I found out the truth six months later, from a drunk friend of hers at a Christmas party. Sarah hadn't been stuck in traffic. She had been with Jake. He was an old flame, someone she'd known before me. On the morning of our wedding, he had shown up at her hotel room, telling her she was making a mistake. They had a huge fight, which ended with them in bed together.
She had left her lover's arms to come and marry me.
The betrayal had roots so deep I hadn't even seen the rot until it was too late.
Her cruelty to my mother wasn't new, either. It was a slow, steady poison. At first, it was small things. "Forgetting" to call on her birthday. Making excuses to miss Sunday dinners. Complaining that my mother' s house smelled "old."
When Mom got sick, Sarah's annoyance became open contempt.
"Why do we have to go visit her again?" she' d complain every time I asked. "It's so depressing. And she just stares at me. It's creepy."
I remembered one Saturday, about a month before the end. Mom had a bad fall. I called Sarah from the emergency room, my voice tight with panic.
"I can't come, Alex," she'd said, her voice flat. "I have a brand meeting."
"It's a meeting, Sarah! My mother is in the hospital!"
"And my career is important too! You're always so focused on your family. What about my needs?"
The fight escalated when I got home that night. I begged her to come with me the next day, just for an hour.
"No," she said, scrolling through her phone, not even looking at me. "I'm not wasting my Sunday in that depressing hospital."
"She's my mother, Sarah! She's your mother-in-law!
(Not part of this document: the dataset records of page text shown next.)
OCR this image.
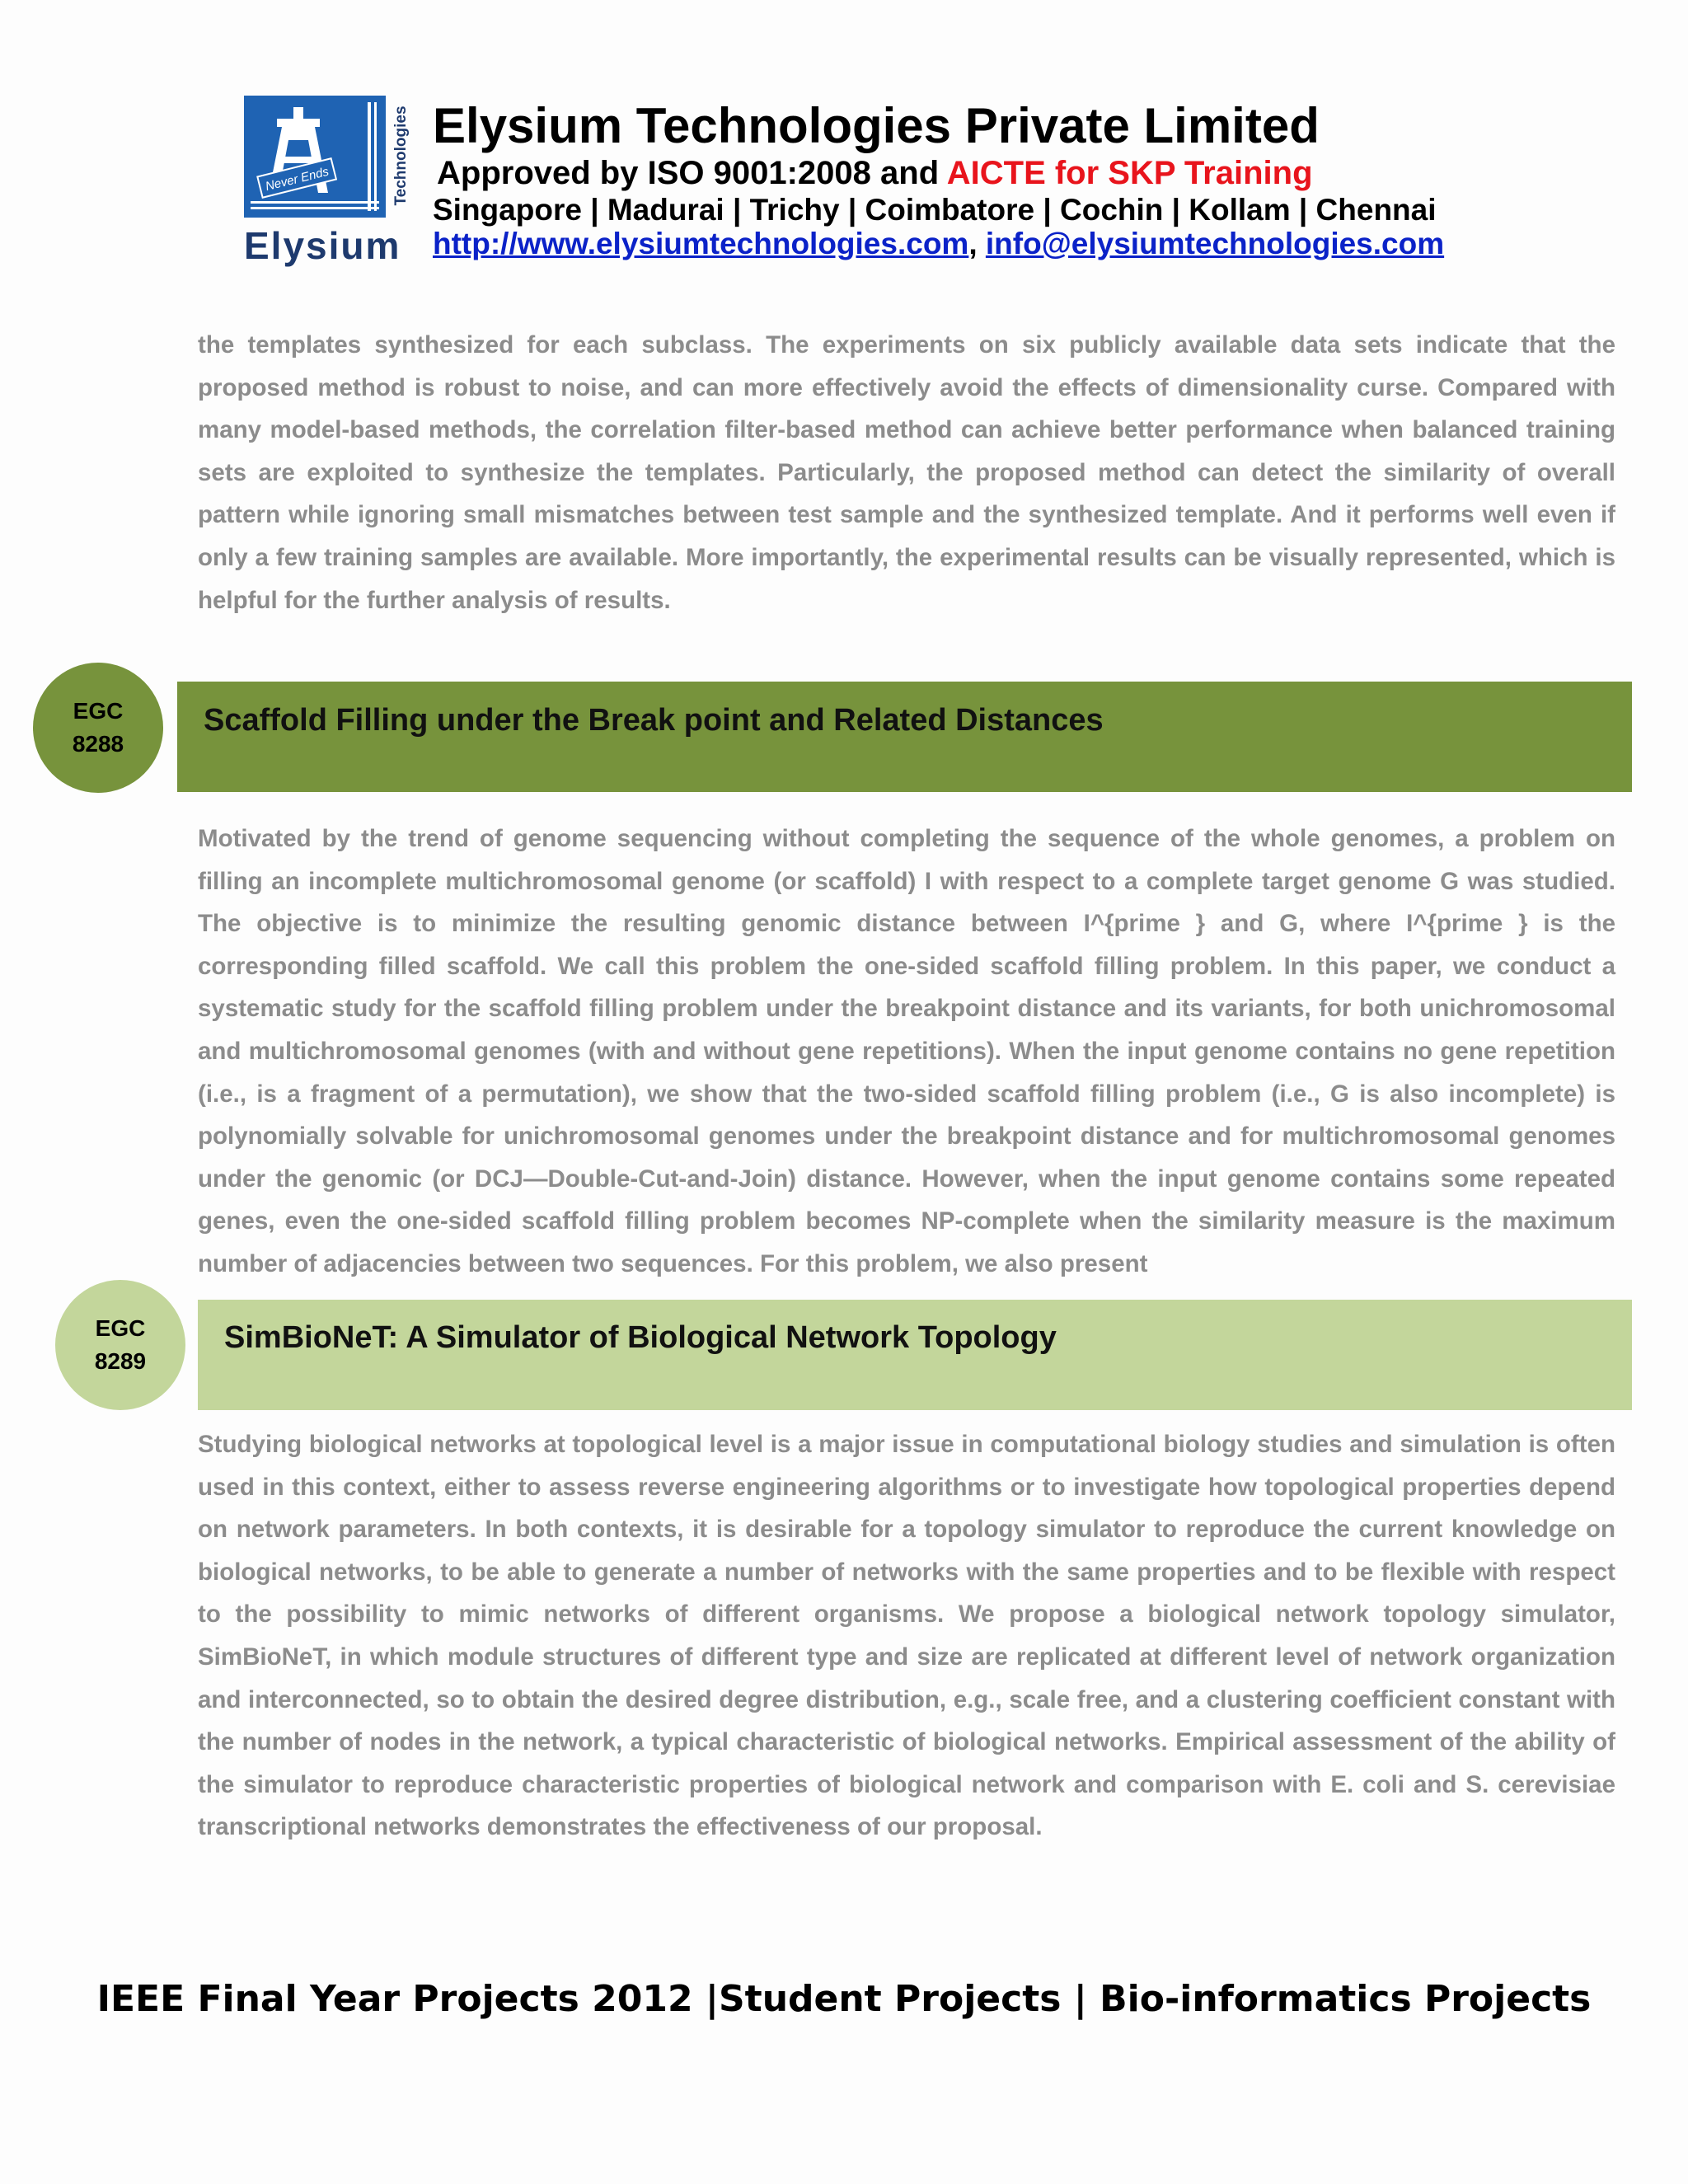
Never Ends	Technologies
Elysium
Elysium Technologies Private Limited
Approved by ISO 9001:2008 and AICTE for SKP Training
Singapore | Madurai | Trichy | Coimbatore | Cochin | Kollam | Chennai
http://www.elysiumtechnologies.com, info@elysiumtechnologies.com

the templates synthesized for each subclass. The experiments on six publicly available data sets indicate that the proposed method is robust to noise, and can more effectively avoid the effects of dimensionality curse. Compared with many model-based methods, the correlation filter-based method can achieve better performance when balanced training sets are exploited to synthesize the templates. Particularly, the proposed method can detect the similarity of overall pattern while ignoring small mismatches between test sample and the synthesized template. And it performs well even if only a few training samples are available. More importantly, the experimental results can be visually represented, which is helpful for the further analysis of results.

Scaffold Filling under the Break point and Related Distances
EGC
8288

Motivated by the trend of genome sequencing without completing the sequence of the whole genomes, a problem on filling an incomplete multichromosomal genome (or scaffold) I with respect to a complete target genome G was studied. The objective is to minimize the resulting genomic distance between I^{prime } and G, where I^{prime } is the corresponding filled scaffold. We call this problem the one-sided scaffold filling problem. In this paper, we conduct a systematic study for the scaffold filling problem under the breakpoint distance and its variants, for both unichromosomal and multichromosomal genomes (with and without gene repetitions). When the input genome contains no gene repetition (i.e., is a fragment of a permutation), we show that the two-sided scaffold filling problem (i.e., G is also incomplete) is polynomially solvable for unichromosomal genomes under the breakpoint distance and for multichromosomal genomes under the genomic (or DCJ—Double-Cut-and-Join) distance. However, when the input genome contains some repeated genes, even the one-sided scaffold filling problem becomes NP-complete when the similarity measure is the maximum number of adjacencies between two sequences. For this problem, we also present

SimBioNeT: A Simulator of Biological Network Topology
EGC
8289

Studying biological networks at topological level is a major issue in computational biology studies and simulation is often used in this context, either to assess reverse engineering algorithms or to investigate how topological properties depend on network parameters. In both contexts, it is desirable for a topology simulator to reproduce the current knowledge on biological networks, to be able to generate a number of networks with the same properties and to be flexible with respect to the possibility to mimic networks of different organisms. We propose a biological network topology simulator, SimBioNeT, in which module structures of different type and size are replicated at different level of network organization and interconnected, so to obtain the desired degree distribution, e.g., scale free, and a clustering coefficient constant with the number of nodes in the network, a typical characteristic of biological networks. Empirical assessment of the ability of the simulator to reproduce characteristic properties of biological network and comparison with E. coli and S. cerevisiae transcriptional networks demonstrates the effectiveness of our proposal.

IEEE Final Year Projects 2012 |Student Projects | Bio-informatics Projects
Have you no decency?" I grabbed her arm, trying to force her to look at me.
She wrenched her arm away and shoved me, hard. "Don't you touch me! She' s a burden, Alex! A sick, old woman who is draining all your time and money. I'm sick of it!"
I had stood there, stunned into silence by the venom in her voice.
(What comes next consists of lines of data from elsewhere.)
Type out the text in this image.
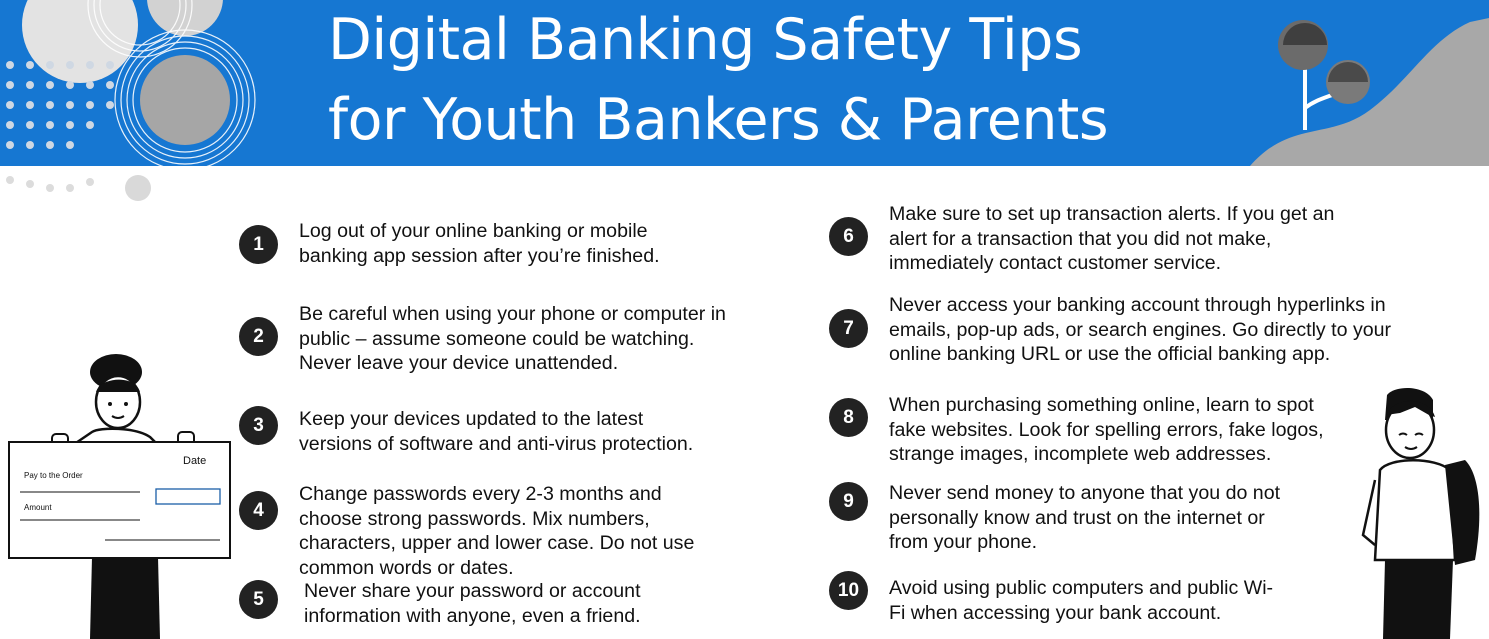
Digital Banking Safety Tips
for Youth Bankers & Parents
Date
Pay to the Order
Amount
1

Log out of your online banking or mobile
banking app session after you’re finished.

2

Be careful when using your phone or computer in
public – assume someone could be watching.
Never leave your device unattended.

3	Keep your devices updated to the latest
versions of software and anti-virus protection.

4

Change passwords every 2-3 months and
choose strong passwords. Mix numbers,
characters, upper and lower case. Do not use
common words or dates.

5	Never share your password or account
information with anyone, even a friend.

6

Make sure to set up transaction alerts. If you get an
alert for a transaction that you did not make,
immediately contact customer service.

7

Never access your banking account through hyperlinks in
emails, pop-up ads, or search engines. Go directly to your
online banking URL or use the official banking app.

8

When purchasing something online, learn to spot
fake websites. Look for spelling errors, fake logos,
strange images, incomplete web addresses.

9	Never send money to anyone that you do not
personally know and trust on the internet or
from your phone.

10	Avoid using public computers and public Wi-
Fi when accessing your bank account.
In those final weeks, I lived a surreal double life. I would spend my days at the hospital, holding my mother's hand, reading to her, while my nights were spent scrolling through my phone, watching my wife live a completely separate existence.
There were pictures of her and Jake at a wine tasting in Napa. A weekend "work trip" to a beach resort in Mexico. They documented everything, their smiling faces a constant, mocking presence on my screen. I was living in a sterile, white world of sickness and grief, while she was living in a vibrant, sun-drenched world of pleasure and deceit.
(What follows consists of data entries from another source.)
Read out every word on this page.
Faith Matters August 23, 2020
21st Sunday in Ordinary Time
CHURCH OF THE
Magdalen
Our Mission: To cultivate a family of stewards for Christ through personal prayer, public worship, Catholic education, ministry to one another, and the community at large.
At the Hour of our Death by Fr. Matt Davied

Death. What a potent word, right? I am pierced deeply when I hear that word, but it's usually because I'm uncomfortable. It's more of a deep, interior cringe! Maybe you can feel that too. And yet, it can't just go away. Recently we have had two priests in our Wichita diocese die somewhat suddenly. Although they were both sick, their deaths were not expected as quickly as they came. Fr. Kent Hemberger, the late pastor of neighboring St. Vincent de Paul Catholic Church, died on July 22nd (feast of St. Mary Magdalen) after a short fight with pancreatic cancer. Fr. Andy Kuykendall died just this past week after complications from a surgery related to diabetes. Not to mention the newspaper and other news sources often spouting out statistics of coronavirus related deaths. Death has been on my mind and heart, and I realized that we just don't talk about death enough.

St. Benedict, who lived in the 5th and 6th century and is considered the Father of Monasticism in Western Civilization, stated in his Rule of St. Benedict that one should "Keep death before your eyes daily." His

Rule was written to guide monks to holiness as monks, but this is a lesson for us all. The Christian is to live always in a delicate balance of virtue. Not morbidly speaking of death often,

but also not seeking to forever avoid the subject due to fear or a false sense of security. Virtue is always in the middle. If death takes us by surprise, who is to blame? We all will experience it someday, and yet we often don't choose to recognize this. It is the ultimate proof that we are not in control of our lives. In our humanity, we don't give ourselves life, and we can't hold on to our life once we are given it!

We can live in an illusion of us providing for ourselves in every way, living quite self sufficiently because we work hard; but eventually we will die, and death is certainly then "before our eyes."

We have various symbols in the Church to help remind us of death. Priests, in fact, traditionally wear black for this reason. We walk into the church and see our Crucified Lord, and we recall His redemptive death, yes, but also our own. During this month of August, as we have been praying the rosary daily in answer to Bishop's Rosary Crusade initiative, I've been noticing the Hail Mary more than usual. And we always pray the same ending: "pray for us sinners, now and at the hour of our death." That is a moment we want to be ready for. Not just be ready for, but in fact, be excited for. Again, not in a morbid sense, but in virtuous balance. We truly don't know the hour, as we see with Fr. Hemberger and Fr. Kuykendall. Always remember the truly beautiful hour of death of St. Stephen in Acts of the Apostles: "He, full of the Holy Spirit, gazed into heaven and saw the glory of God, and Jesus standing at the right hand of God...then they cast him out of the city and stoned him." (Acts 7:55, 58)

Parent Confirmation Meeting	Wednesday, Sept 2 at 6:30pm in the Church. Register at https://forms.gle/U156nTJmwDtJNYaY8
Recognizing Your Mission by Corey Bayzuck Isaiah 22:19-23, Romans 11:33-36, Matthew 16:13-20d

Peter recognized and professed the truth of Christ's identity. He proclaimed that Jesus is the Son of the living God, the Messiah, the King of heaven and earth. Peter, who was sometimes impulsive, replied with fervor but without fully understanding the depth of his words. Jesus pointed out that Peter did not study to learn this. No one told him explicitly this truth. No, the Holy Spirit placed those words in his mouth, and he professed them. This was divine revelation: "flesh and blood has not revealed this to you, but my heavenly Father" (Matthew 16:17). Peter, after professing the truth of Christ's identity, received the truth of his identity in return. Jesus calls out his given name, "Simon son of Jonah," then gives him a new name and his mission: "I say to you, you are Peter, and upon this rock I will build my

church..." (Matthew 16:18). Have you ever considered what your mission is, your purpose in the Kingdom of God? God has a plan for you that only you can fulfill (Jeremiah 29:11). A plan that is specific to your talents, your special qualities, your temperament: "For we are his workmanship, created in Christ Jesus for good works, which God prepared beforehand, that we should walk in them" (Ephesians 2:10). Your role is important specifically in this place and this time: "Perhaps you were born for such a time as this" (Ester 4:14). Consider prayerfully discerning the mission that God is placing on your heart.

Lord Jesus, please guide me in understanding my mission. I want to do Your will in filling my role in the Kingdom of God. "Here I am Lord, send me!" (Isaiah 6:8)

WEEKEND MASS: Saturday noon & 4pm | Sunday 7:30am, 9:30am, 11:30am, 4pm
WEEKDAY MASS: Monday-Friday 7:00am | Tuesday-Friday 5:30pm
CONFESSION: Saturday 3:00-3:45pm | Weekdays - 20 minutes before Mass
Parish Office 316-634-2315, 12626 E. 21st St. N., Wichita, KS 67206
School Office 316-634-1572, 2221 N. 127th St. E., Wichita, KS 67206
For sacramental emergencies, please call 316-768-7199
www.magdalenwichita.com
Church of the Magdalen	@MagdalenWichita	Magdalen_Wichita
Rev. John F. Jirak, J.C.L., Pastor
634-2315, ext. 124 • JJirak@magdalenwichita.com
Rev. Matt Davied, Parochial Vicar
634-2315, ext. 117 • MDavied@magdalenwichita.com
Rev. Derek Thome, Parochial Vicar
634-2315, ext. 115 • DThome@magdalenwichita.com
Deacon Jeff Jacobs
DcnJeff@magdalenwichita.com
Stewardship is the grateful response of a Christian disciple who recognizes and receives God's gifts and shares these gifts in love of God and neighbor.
The last day. The memory was seared into my brain like a brand.
My mother was fading. She was barely conscious, but she kept whispering my name, and then another.
"Sarah... is she here?"
My heart broke. Even after everything, she was asking for her.
I stepped into the hallway and called Sarah one last time. My hands were trembling so badly I could barely hold the phone.
"What now, Alex?" she answered, her voice sharp.
"Mom's asking for you," I pleaded, my voice raw. "She wants to see you. Please, Sarah. Just for a minute. Just say goodbye."
There was a dismissive sigh on the other end of the line. Then she said the words that would haunt me forever.
"God, is she still hanging on? Tell her to die faster so I don't have to deal with this anymore. I'm busy."
I had her on speakerphone.
The sound, tinny and cruel, filled the quiet of the room.
My mother's eyes, which had been closed, fluttered open. She looked at me. There was no pain in her expression, no anger. Just a deep, profound sadness. A look of final understanding.
She squeezed my hand, a faint, barely-there pressure.
And then she was gone.
The flatline of the heart monitor was the only sound in the room. I stood there, phone still pressed to my ear, listening to the dial tone where my wife's voice had just been.
She hadn' t just ignored her. She had delivered the final blow.